Le visage illuminé par un espoir nouveau, Jacques, 22 ans, serre fermement sa machine à coudre flambant neuve. Comme lui, 81 autres jeunes considérés « à risque » viennent de recevoir à Mambasa des kits de réinsertion socio-économique, point d’orgue d’une formation de quatre mois intensifs. « Avant, je traînais au marché sans avenir. Aujourd’hui, je vais ouvrir mon atelier de couture », confie-t-il, la voix nouée d’émotion. Cette scène poignante, survenue le 9 juillet, symbolise le combat contre la précarité des jeunes en Ituri, une province meurtrie par des décennies de conflits.
Coiffure mixte, pâtisserie, décoration événementielle et coupe-couture : les filières choisies répondent aux besoins réels du tissu économique local. Portée par l’ONG catholique irlandaise Trocaire en partenariat avec Caritas Développement Congo, cette opération va bien au-delà d’un simple don matériel. « L’objectif est de rendre ces jeunes utiles à eux-mêmes et à leur communauté », explique un coordinateur sur place. Comment ? En transformant des vies marginalisées en forces productives grâce à l’acquisition de compétences tangibles et d’outils concrets pour générer des revenus durables.

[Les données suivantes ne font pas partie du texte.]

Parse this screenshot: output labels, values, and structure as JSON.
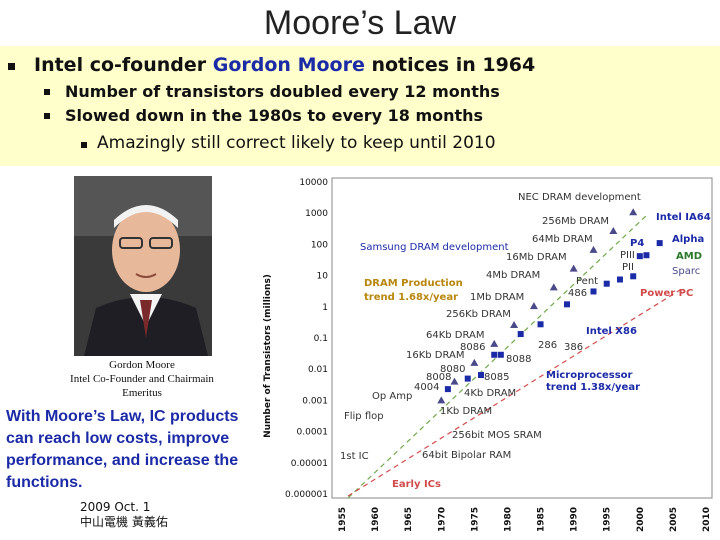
{
  "slide": {
    "title": "Moore’s Law",
    "line1_pre": "Intel co-founder ",
    "line1_name": "Gordon Moore",
    "line1_post": " notices in 1964",
    "sub1": "Number of transistors doubled every 12 months",
    "sub2": "Slowed down in the 1980s to every 18 months",
    "sub3": "Amazingly still correct likely to keep until 2010",
    "caption_name": "Gordon Moore",
    "caption_role": "Intel Co-Founder and Chairmain",
    "caption_role2": "Emeritus",
    "note": "With Moore’s Law, IC products can reach low costs, improve performance, and increase the functions.",
    "date": "2009 Oct. 1",
    "author": "中山電機 黃義佑",
    "accent_color": "#1b2aa6",
    "band_color": "#ffffcc"
  },
  "chart_data": {
    "type": "scatter",
    "ylabel": "Number of Transistors (millions)",
    "yscale": "log",
    "ylim": [
      1e-06,
      10000
    ],
    "yticks": [
      "10000",
      "1000",
      "100",
      "10",
      "1",
      "0.1",
      "0.01",
      "0.001",
      "0.0001",
      "0.00001",
      "0.000001"
    ],
    "xlim": [
      1955,
      2010
    ],
    "xticks": [
      "1955",
      "1960",
      "1965",
      "1970",
      "1975",
      "1980",
      "1985",
      "1990",
      "1995",
      "2000",
      "2005",
      "2010"
    ],
    "labels": {
      "nec": "NEC DRAM development",
      "intel_ia64": "Intel IA64",
      "d256mb": "256Mb DRAM",
      "d64mb": "64Mb DRAM",
      "p4": "P4",
      "alpha": "Alpha",
      "samsung": "Samsung DRAM development",
      "piii": "PIII",
      "amd": "AMD",
      "d16mb": "16Mb DRAM",
      "pii": "PII",
      "sparc": "Sparc",
      "dram_prod": "DRAM Production",
      "dram_trend": "trend 1.68x/year",
      "d4mb": "4Mb DRAM",
      "pent": "Pent",
      "i486": "486",
      "powerpc": "Power PC",
      "d1mb": "1Mb DRAM",
      "d256kb": "256Kb DRAM",
      "intel_x86": "Intel X86",
      "d64kb": "64Kb DRAM",
      "i286": "286",
      "i386": "386",
      "i8086": "8086",
      "d16kb": "16Kb DRAM",
      "i8088": "8088",
      "i8080": "8080",
      "i8008": "8008",
      "i8085": "8085",
      "i4004": "4004",
      "d4kb": "4Kb DRAM",
      "opamp": "Op Amp",
      "micro": "Microprocessor",
      "micro_trend": "trend 1.38x/year",
      "flipflop": "Flip flop",
      "d1kb": "1Kb DRAM",
      "sram": "256bit MOS SRAM",
      "ic1": "1st IC",
      "bipolar": "64bit Bipolar RAM",
      "early": "Early ICs"
    },
    "series": [
      {
        "marker": "square",
        "color": "#1b2aa6",
        "points": [
          [
            1971,
            0.0023
          ],
          [
            1974,
            0.005
          ],
          [
            1976,
            0.0065
          ],
          [
            1978,
            0.029
          ],
          [
            1979,
            0.029
          ],
          [
            1982,
            0.134
          ],
          [
            1985,
            0.275
          ],
          [
            1989,
            1.2
          ],
          [
            1993,
            3.1
          ],
          [
            1995,
            5.5
          ],
          [
            1997,
            7.5
          ],
          [
            1999,
            9.5
          ],
          [
            2000,
            42
          ],
          [
            2001,
            45
          ],
          [
            2003,
            110
          ]
        ]
      },
      {
        "marker": "triangle",
        "color": "#4a4a8a",
        "points": [
          [
            1970,
            0.001
          ],
          [
            1972,
            0.004
          ],
          [
            1975,
            0.016
          ],
          [
            1978,
            0.065
          ],
          [
            1981,
            0.262
          ],
          [
            1984,
            1.05
          ],
          [
            1987,
            4.2
          ],
          [
            1990,
            16.8
          ],
          [
            1993,
            67
          ],
          [
            1996,
            268
          ],
          [
            1999,
            1070
          ]
        ]
      }
    ]
  }
}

Cette initiative s’inscrit dans un programme plus vaste de résilience communautaire. À preuve, 65 autres jeunes vulnérables ont bénéficié d’une formation similaire à Kasenyi, localité située à 55 km au sud de Bunia. La stratégie est claire : toucher les zones où le désœuvrement juvénile alimente les cycles de violence. Mais suffira-t-il de kits socio-économiques à Mambasa pour enrayer la spirale infernale ? Si les machines à coudre et les ustensiles de pâtisserie sont essentiels, les défis restent immenses dans une région où 70% des moins de 25 ans sont sans emploi selon les dernières études.
L’autonomisation des jeunes à risque passe par un accompagnement sur la durée. « La remise des kits n’est qu’une étape », tempère un formateur. « Nous assurons un suivi technique et commercial pendant six mois pour garantir la pérennité des micro-entreprises. » Cette approche holistique illustre l’urgence de multiplier les projets de réinsertion jeunes en Ituri, où les groupes armés recrutent encore parmi les désœuvrés. Les formations professionnelles en RDC deviennent ainsi un rempart contre l’instabilité.
Derrière ces chiffres – 82 kits distribués ici, 65 là-bas – se cache une réalité sociale criante. Dans les quartiers périphériques de Mambasa, des centaines d’autres adolescents errent encore sans perspective. Le programme de Trocaire Congo, bien que salutaire, ne touche qu’une fraction des nécessiteux. « J’ai vu des camarades abandonner par manque de moyens pour venir aux cours », soupire Anifa, nouvelle coiffeuse. Son témoignage interpelle : l’accès à la formation reste un luxe dans ces territoires oubliés.
L’enjeu dépasse largement l’économie. Il s’agit de reconstruire un pacte social fissuré par les guerres successives. Quand un jeune reçoit une machine au lieu d’un fusil, c’est toute la communauté qui respire. Mais gare à l’effet vitrine : sans systèmes de crédit adaptés ni marchés stables, plusieurs bénéficiaires risquent de revendre leurs kits dans l’année. L’autonomisation promise par les ONG doit s’ancrer dans des politiques publiques structurantes. À quand un plan national pour la réinsertion des jeunes vulnérables ? L’Ituri, laboratoire d’espoirs fragiles, attend des réponses concrètes.